Over the weekend, I attended a conference at the Portsmouth Institute themed “Christian Courage in a Secular Age.”  For the second session on Saturday afternoon, Knights of Columbus executive Andrew Walther talked about genocide of Christians and other religious minorities in the Middle East.  He noted, in particular, the challenge of getting Westerners to acknowledge that it’s possible for Christians to be a minority.  After all, the narrative of the Western Left is that Christians are the oppressive majority.

After his talk, an audience member identifying himself (if I recall correctly) as a civil rights attorney made an accusation, masquerading as a question, that one might charitably characterize as tangential:  Does the Knights of Columbus intend to pressure the United States to pressure Israel to cave to the Palestinians and thereby resolve the problems of the Middle East?

In stark contrast, my co-contributor Andrew Morse followed this question, asking whether the United States should look to the cultural confidence it exhibited in bringing down the communism of the Soviet Union as a model for handling the Middle East.  In subsequent conversation, I suggested that something more would be needed, because Russia’s cultural experience had more shared assumptions with Western Europe and the United States than the predominantly Islamic Middle East has with any of us.

With the Soviet Union, we could largely rely on the confidence to compete.  With the Middle East, there really isn’t a competition, at least inasmuch as there is no agreement about the direction of the race, so to speak.

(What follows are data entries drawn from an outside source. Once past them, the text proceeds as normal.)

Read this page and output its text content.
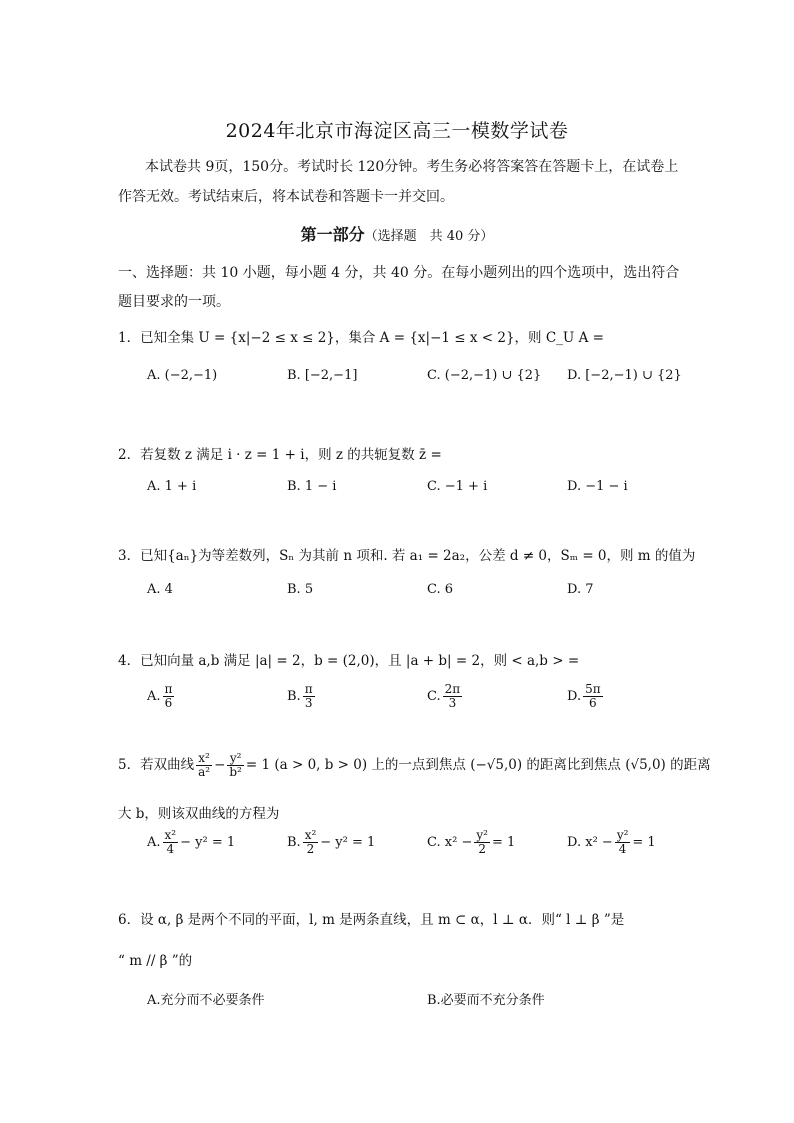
2024年北京市海淀区高三一模数学试卷
本试卷共 9页，150分。考试时长 120分钟。考生务必将答案答在答题卡上，在试卷上
作答无效。考试结束后，将本试卷和答题卡一并交回。
第一部分（选择题　共 40 分）
一、选择题：共 10 小题，每小题 4 分，共 40 分。在每小题列出的四个选项中，选出符合
题目要求的一项。
1．已知全集 U = {x|−2 ≤ x ≤ 2}，集合 A = {x|−1 ≤ x < 2}，则 C_U A =
A. (−2,−1)	B. [−2,−1]	C. (−2,−1) ∪ {2} D. [−2,−1) ∪ {2}
2．若复数 z 满足 i · z = 1 + i，则 z 的共轭复数 z̄ =
A. 1 + i	B. 1 − i	C. −1 + i	D. −1 − i
3．已知{aₙ}为等差数列，Sₙ 为其前 n 项和. 若 a₁ = 2a₂，公差 d ≠ 0，Sₘ = 0，则 m 的值为
A. 4	B. 5	C. 6	D. 7
4．已知向量 a,b 满足 |a| = 2，b = (2,0)，且 |a + b| = 2，则 < a,b > =
A. $\frac{\pi}{6}$	B. $\frac{\pi}{3}$	C. $\frac{2\pi}{3}$	D. $\frac{5\pi}{6}$
5．若双曲线 $\frac{\text{x²}}{\text{a²}} - \frac{\text{y²}}{\text{b²}} = 1$ (a > 0, b > 0) 上的一点到焦点 (−√5,0) 的距离比到焦点 (√5,0) 的距离
大 b，则该双曲线的方程为
A. $\frac{\text{x²}}{4} - y^2 = 1$	B. $\frac{\text{x²}}{2} - y^2 = 1$	C. $x^2 - \frac{\text{y²}}{2} = 1$	D. $x^2 - \frac{\text{y²}}{4} = 1$
6．设 α, β 是两个不同的平面，l, m 是两条直线，且 m ⊂ α，l ⊥ α．则“ l ⊥ β ”是
“ m // β ”的
A.充分而不必要条件	B.必要而不充分条件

Waking up Sunday to the horrible news of an apparent terrorist attack on a gay nightclub in Orlando, it came home to me how tangled and tripping our politics have become.  Much of the initial reaction I saw online associated the attack with internal Western culture wars rather than the accelerating series of terrorist attacks.  If you want an archetype, look to the disgusting cover of the New York Daily News.

In some respects, cultural confidence grows out of a sense of our own strength, as a people and as individuals.  The Left wants to weaken a core aspect of our culture that gave a set of principles about which to be confident — a constitutional republic founded on the assumed assent to the basic Judeo-Christian moral framework — not the least because it made us successful and strong.  The Left also wants to to weaken us as individuals, not the least when it comes to security, making us dependent on government under the Left’s control for our safety and self defense.

Maybe those who sympathize with the Left should start asking what it was about the United States that made us a country in which religious traditionalists could share the land with sexual radicals — that leaves many of us seeing this attack as a reason for unity of purpose and renewal of our shared heritage in opposition to its enemy.  Charging forward with the fundamental transformation of our nation is sure to be fatal.